Monday, July 6, 2009

Kafue Reformed Baptist Church comes of age

“Paul and Barnabas also appointed elders in every church. With prayer and fasting, they turned the elders over to the care of the Lord, in whom they had put their trust” (Acts 14:23).

Last Sunday, the 5th of July 2009, one of our elders, Mwamba Chibuta, and I spent the morning in Kafue at an ordination service where Seke Lupunga was being set apart as an elder of Kafue Reformed Baptist Church. What made this event so special was that Seke was the first elder of the church to be ordained since its inception in the year 2000. Also, now that the church had its own eldership in place, Kabwata Baptist Church also weaned it so that the church would no longer be a daughter church. Pastor Kennedy Sunkutu (photo above) will still continue working with Seke in the eldership, and it is hoped that the church would soon call him to be its pastor. We would appreciate your prayers as the church begins to work in this direction.

It was on 1st October 2000 that Kafue Reformed Baptist Church had its first church service after members of Kabwata Baptist Church did a blanket visitation in town to introduce the church and the missionary pastor. Pastor Kennedy Sunkutu had just moved from Luanshya where he had resigned his job as a lecturer at a college in order to give himself to the establishment of this church in Kafue. The first service was held in his home with almost the entire congregation being made up of his own family. A few weeks later, the church moved into a building called Vision House and started renting a room there for their worship services.

For the first few months of Kennedy's labours in Kafue, an American missionary, Frank Maxson, worked with him to see this church off the ground. Frank and his family, however, soon moved to Malawi. Due to the paucity of labourers in these early days of the planting of this church, a number of members at Kabwata Baptist Church literally changed churches and started driving all the way to Kafue town to attend Kafue Reformed Baptist Church. They essentially helped with the leading of worship services so that the pastor could concentrate on preaching. On Saturdays, these individuals also helped with following up people who came to church the previous Sunday. In fact, one home group at Kabwata Baptist Church even turned all its evangelistic arsenals in the direction of Kafue and for over a year spent their Saturdays helping out with the work there.

In 2004, the church acquired a piece of land and started to put up a meeting hall there in 2005. Although the hall is not complete, it is habitable enough and the church has been meeting there since 2006. In the last few years, Pastor Sunkutu poured his life into three men, with a view to help them mature into leaders for the church. One of them was Seke Lupunga (seen saying his ordination vows, being prayed for, and also with family on the photos across this posting). It was not long before the church recognized this man’s eldership qualities and chose him to serve in that capacity. Thus, it was a real joy to be part of the team that set him apart as the first resident elder of the church.
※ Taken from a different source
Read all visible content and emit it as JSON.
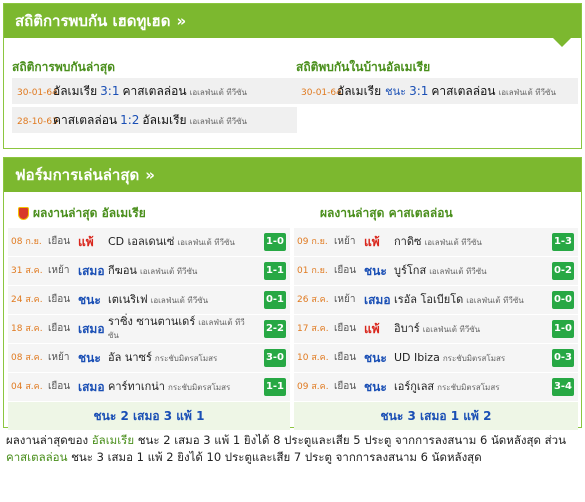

Kafue Reformed Baptist Church (whose congregation and buildings can be seen above) has over the years developed a number of ministries to reach out to the inhabitants of Kafue. They have the usual ministries found in most churches that target children, youths, women and men. They also have a monthly book table that they put up along one of the corridors in town and use that to make vital contacts with those who express interest in the literature on display. Using Pastor Sunkutu’s background in education, they also run a college on the church premises where they train teachers for kindergarten schools in town. They use this as an evangelistic opportunity to the young adults who attend the college.
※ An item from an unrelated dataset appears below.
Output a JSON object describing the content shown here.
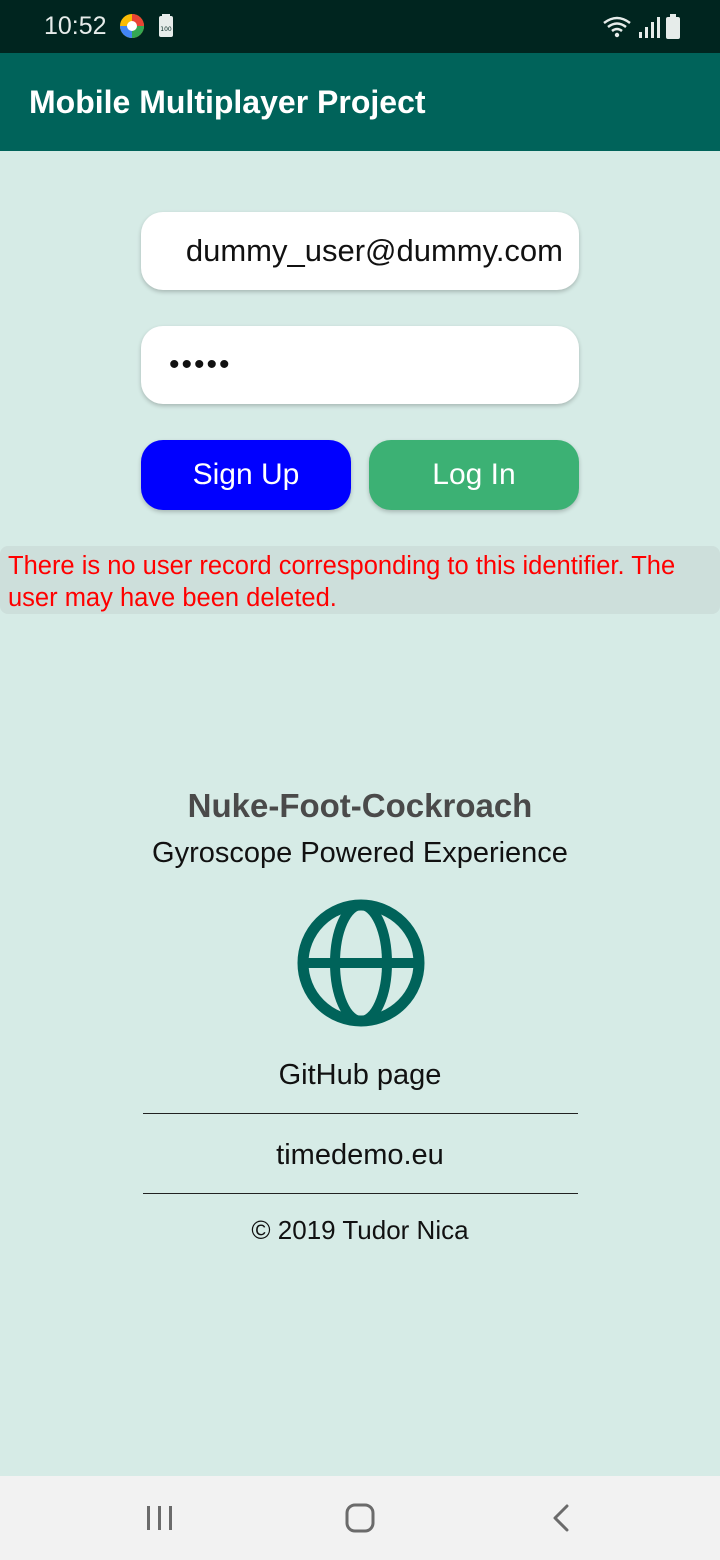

Kabwata Baptist Church is particularly grateful to HeartCry Missionary Society who faithfully helped us with finances to meet part of the financial demands that kept Kennedy on the mission field. Now, Kafue Reformed Baptist Church should soon be taking over this financial task. A light has been lit in Kafue for the gospel of Christ and this light, the Lord willing, will continue to burn brightly until the Lord returns so that the people of Kafue can know the truth of God and the way to heaven. We thank God for this partnership that has given birth to this church. To God alone be the glory!